As I'm instrumenting a new application for log monitoring via
filebeat, I came across a log format I've never seen before.
It's a multiline log format, but instead of just continuing, each continuing line contains a copy of the header for the log entry, as follows:
[Thread |2640|D] 2019-06-13 00:00:00.021-05:00 Line 1 of message: [Thread |2640|H] 2019-06-13 00:00:00.021-05:00 Line 2 of message: [Thread |2640|H] 2019-06-13 00:00:00.021-05:00 Line 3 of message [Thread |2640|H] 2019-06-13 00:00:00.021-05:00 Line 4 of message [Thread |2640|H] 2019-06-13 00:00:00.021-05:00 Line 5 of message
Taking the following example of a line header:
Threadis obvious - It represents the thread name.
2640- This is actually a 2-byte hex number that appears to be a message ID. However there are some duplicates of this between consecutive messages, so I'm not certain about this.

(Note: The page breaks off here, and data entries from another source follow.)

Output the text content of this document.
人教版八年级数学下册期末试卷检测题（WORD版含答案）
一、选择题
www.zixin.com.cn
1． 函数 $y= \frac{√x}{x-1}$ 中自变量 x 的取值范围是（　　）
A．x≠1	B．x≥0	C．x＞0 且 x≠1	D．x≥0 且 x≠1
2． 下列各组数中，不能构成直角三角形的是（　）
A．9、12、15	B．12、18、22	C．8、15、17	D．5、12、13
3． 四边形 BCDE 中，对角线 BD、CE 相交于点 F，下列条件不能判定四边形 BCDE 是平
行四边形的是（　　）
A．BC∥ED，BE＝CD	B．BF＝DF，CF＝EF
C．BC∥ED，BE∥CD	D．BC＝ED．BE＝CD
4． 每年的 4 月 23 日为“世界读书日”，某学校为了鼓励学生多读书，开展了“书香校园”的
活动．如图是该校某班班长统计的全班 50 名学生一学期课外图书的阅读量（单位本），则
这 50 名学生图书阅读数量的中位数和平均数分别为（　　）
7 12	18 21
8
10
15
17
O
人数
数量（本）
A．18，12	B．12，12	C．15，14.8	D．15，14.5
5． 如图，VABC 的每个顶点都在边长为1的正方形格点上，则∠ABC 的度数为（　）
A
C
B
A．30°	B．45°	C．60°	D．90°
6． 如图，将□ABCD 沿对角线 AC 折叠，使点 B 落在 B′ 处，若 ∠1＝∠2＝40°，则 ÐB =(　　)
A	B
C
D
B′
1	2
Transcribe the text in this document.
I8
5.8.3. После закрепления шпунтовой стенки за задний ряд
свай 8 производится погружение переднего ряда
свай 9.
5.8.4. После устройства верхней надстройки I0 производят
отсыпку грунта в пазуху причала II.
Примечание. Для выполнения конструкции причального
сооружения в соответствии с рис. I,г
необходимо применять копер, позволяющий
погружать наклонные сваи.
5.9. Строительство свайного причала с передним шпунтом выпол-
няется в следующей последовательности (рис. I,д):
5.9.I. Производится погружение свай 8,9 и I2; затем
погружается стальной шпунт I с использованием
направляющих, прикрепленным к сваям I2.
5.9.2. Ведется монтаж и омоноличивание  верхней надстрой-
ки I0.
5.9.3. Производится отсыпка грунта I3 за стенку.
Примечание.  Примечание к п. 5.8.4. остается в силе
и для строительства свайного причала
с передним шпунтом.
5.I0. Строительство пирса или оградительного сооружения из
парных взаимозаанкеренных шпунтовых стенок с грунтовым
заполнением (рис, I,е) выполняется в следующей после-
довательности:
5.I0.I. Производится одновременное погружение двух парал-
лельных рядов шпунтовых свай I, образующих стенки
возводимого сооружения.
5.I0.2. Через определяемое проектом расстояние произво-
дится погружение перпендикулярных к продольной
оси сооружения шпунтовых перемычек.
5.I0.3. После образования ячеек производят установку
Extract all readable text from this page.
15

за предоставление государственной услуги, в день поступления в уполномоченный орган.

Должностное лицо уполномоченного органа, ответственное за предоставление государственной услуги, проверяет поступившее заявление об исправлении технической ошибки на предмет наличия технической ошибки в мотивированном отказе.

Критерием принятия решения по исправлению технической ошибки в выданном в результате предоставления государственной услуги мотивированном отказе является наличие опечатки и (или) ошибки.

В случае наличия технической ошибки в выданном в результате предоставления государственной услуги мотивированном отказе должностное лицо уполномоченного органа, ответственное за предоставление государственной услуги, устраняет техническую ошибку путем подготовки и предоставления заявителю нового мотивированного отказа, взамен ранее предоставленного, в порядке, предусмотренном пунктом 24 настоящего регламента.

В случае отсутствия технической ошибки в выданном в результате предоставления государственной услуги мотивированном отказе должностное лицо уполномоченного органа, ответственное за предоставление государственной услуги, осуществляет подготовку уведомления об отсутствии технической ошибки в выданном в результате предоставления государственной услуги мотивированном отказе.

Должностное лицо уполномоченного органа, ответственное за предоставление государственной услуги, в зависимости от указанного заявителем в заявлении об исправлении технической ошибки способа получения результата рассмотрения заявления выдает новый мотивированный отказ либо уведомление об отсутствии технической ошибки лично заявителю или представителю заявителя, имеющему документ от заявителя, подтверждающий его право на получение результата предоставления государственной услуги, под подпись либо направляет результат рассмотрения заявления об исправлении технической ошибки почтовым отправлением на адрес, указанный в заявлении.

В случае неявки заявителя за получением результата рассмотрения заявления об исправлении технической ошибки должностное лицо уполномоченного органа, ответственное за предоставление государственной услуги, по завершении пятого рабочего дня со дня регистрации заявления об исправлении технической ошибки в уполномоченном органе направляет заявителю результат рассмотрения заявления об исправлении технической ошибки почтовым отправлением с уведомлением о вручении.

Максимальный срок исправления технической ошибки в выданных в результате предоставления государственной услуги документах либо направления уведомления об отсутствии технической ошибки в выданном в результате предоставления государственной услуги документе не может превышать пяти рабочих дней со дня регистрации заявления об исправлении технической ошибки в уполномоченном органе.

D- This is a single-character code, that appears to be message severity, i.e.,
DEBUG, in this case. However, subsequent entries that are clearly part of the same message have a code of
H, which appears to indicate a continuing line.
My questions are:
- Is it possible to write a filebeat multi-line pattern to concatenate these lines? What would that pattern look like?
- Assuming that I can write a filebeat multi-line rule to concatenate these lines, how would I write a logstash rule to clean up the subsequent lines, if possible?